Harold Stanley Ruse, MA, DSc, FRSE (12 February 1905 – 20 October 1974) was an English mathematician, noteworthy for the development of the concept of locally harmonic spaces. He was Professor of Pure Mathematics at the University of Leeds.[1] [2] [3]
Ruse was born in Hastings, Sussex in 1905, the son of Frederick Ruse, a greengrocer and his wife, Lydia.[4] He was educated at Hastings Grammar School and then studied Mathematics at Jesus College, Oxford, graduating with the degree of BA (later converted to MA). In 1927 he went to the University of Edinburgh as a Bruce of Grangehill research scholar. He was awarded the degree of DSc by Edinburgh five years later.[5] [6]

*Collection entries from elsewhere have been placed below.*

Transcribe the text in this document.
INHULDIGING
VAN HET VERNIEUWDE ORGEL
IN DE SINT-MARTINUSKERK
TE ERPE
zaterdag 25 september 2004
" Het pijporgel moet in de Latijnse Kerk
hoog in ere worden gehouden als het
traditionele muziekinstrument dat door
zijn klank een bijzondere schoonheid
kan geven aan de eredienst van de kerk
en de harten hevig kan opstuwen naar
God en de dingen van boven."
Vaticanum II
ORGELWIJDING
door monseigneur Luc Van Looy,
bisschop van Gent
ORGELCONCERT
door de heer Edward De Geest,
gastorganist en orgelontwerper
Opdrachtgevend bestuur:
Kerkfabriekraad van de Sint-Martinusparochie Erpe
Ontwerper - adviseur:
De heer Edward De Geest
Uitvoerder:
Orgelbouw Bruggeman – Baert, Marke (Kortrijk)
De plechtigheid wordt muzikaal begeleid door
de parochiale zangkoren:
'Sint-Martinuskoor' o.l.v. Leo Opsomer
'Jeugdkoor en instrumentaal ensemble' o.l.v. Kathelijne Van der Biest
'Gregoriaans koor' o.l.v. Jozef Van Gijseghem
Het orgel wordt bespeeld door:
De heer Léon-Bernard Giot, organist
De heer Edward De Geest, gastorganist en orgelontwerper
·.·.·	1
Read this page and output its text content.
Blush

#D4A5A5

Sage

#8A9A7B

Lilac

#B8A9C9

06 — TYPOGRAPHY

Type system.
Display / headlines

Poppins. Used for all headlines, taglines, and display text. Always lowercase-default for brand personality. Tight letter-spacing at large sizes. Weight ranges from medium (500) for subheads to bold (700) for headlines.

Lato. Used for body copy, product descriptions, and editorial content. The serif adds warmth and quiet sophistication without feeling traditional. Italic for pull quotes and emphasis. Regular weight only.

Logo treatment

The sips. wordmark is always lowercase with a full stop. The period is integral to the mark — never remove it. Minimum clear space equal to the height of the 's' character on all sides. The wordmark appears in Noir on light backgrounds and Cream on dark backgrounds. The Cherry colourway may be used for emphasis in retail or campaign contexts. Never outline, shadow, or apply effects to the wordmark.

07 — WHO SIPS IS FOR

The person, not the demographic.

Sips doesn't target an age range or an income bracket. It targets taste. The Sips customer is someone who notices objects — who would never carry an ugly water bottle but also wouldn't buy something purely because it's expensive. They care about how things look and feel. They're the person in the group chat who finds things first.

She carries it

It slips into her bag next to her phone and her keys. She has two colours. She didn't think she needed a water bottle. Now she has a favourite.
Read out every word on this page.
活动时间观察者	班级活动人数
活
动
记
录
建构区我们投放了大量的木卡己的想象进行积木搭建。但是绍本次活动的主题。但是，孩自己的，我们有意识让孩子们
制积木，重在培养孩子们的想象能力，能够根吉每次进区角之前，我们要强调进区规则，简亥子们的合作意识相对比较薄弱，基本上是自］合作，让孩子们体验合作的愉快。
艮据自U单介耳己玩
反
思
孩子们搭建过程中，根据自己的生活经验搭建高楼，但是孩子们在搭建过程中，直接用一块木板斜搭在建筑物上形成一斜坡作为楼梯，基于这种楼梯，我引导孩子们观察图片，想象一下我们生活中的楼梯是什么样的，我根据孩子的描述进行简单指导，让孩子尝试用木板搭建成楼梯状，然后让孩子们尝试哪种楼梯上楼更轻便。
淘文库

Ruse remained at Edinburgh where he was appointed lecturer in mathematics in 1928. Additionally, he spent the academic year 1933–34 as a Rockefeller Research Fellow at Princeton University. He was to return to Princeton again in 1952–53.[7]
Ruse became Professor of Mathematics at University College, Southampton (now the University of Southampton) in 1937 and in 1946 was appointed Professor of Pure Mathematics at the University of Leeds. At Leeds he was Head of the Department of Mathematics from 1948 to 1968 and then Chairman of the School of Mathematics from 1968 to 1970 when he retired as emeritus professor.[8]
Ruse was a member of the Edinburgh Mathematical Society from 1927, the Society's secretary from 1930 to 1933 and its president for one year from 1935 to 1936. He became a member of the London Mathematical Society in 1929, a member of its Council from 1938 to 1945 and its vice-president for one year from 1942 to 1943.[7]
In 1931 Ruse was elected a Fellow of the Royal Society of Edinburgh (FRSE). His proposers were Sir Edmund Taylor Whittaker, Sir Charles Galton Darwin, Edward Thomas Copson and Charles Glover Barkla.[9]
The RSE awarded him the Keith Medal for an outstanding scientific paper published during 1935–1937 in the RSE's scientific journals.[10]
He was an Invited Speaker of the ICM in 1936 in Oslo.
Ruse died suddenly in Leeds in 1974 at the age of 69. On the day before his death he had attended an algebra seminar at the university. He was unmarried and had no children.